First is the speed of new molecule development, clinical studies and launch times. Being the first to market is critical as many firms are working on creating the same molecules, and it is therefore essential to develop critical mass for an new product before it is joined by others that can drive prices down. The second is public and private sector penetration, which is achieved via pull-through marketing with doctors in both sectors. With a sales pitch that involves lowering costs, albeit from a higher level of treatment costs for serious illness, the public sector has been more market-ready for the technology.

Insurance Issues

Breaking into the private sector, however, relies on a robust insurance sector, an industry that is still developing in Mexico (see Insurance chapter).

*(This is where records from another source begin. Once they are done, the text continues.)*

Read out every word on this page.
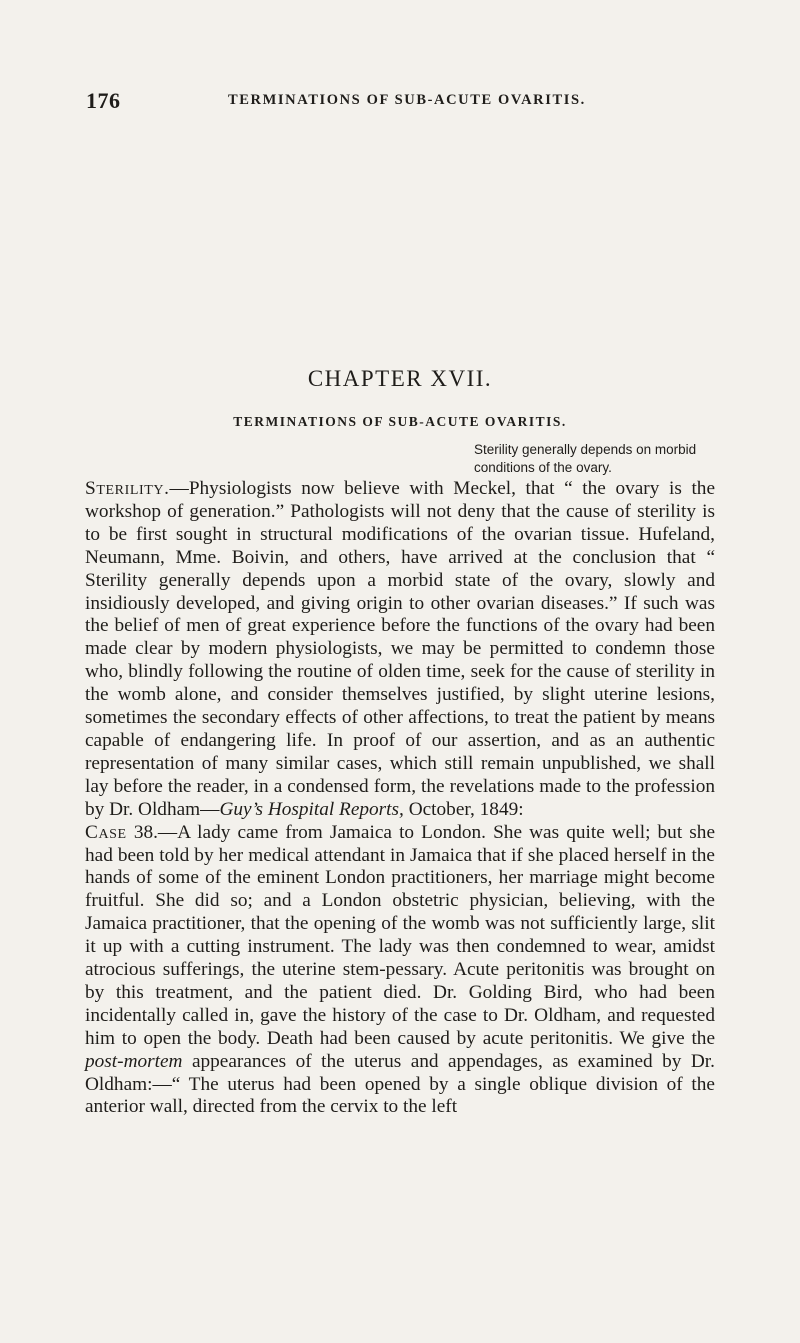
176	TERMINATIONS OF SUB-ACUTE OVARITIS.
CHAPTER XVII.
TERMINATIONS OF SUB-ACUTE OVARITIS.
Sterility generally depends on morbid conditions of the ovary.

Sterility.—Physiologists now believe with Meckel, that “ the ovary is the workshop of generation.” Pathologists will not deny that the cause of sterility is to be first sought in structural modifications of the ovarian tissue. Hufeland, Neumann, Mme. Boivin, and others, have arrived at the conclusion that “ Sterility generally depends upon a morbid state of the ovary, slowly and insidiously developed, and giving origin to other ovarian diseases.” If such was the belief of men of great experience before the functions of the ovary had been made clear by modern physiologists, we may be permitted to condemn those who, blindly following the routine of olden time, seek for the cause of sterility in the womb alone, and consider themselves justified, by slight uterine lesions, sometimes the secondary effects of other affections, to treat the patient by means capable of endangering life. In proof of our assertion, and as an authentic representation of many similar cases, which still remain unpublished, we shall lay before the reader, in a condensed form, the revelations made to the profession by Dr. Oldham—Guy’s Hospital Reports, October, 1849:

Case 38.—A lady came from Jamaica to London. She was quite well; but she had been told by her medical attendant in Jamaica that if she placed herself in the hands of some of the eminent London practitioners, her marriage might become fruitful. She did so; and a London obstetric physician, believing, with the Jamaica practitioner, that the opening of the womb was not sufficiently large, slit it up with a cutting instrument. The lady was then condemned to wear, amidst atrocious sufferings, the uterine stem-pessary. Acute peritonitis was brought on by this treatment, and the patient died. Dr. Golding Bird, who had been incidentally called in, gave the history of the case to Dr. Oldham, and requested him to open the body. Death had been caused by acute peritonitis. We give the post-mortem appearances of the uterus and appendages, as examined by Dr. Oldham:—“ The uterus had been opened by a single oblique division of the anterior wall, directed from the cervix to the left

Currently, the share of biosimilars sales to the private sector is around 7%, with approximately 93% headed to the public sector, which subsidises purchases on behalf of patients.

The significant informal economy in Mexico has been a drag on insurance development, both in the private and public sectors. Increased formality in the economy will create a bigger insurance market over time, though this is a long-term agenda. There are signs that as the large youth population begins to come of age and establish their careers, they may start adopting more private health insurance.

“Because insurance is intrinsically linked to a country’s overall economic profile and performance, Mexico’s open economy makes it one of the most attractive insurance markets in the region, if not the most,” Marcos Gunn, northern Latin America regional president at insurance provider Chubb, told OBG. “The combination of changing consumer behaviours among younger demographics and the country’s expanding middle class is driving innovation and economic growth that then positively feeds back into the insurance sector.”

As the insurance market continues to grow and private care expands, the market for biosimilars is also expected to increase. This should provide further impetus for producers to invest in the research and development that is crucial to achieving and sustaining the edge in this emerging medical market.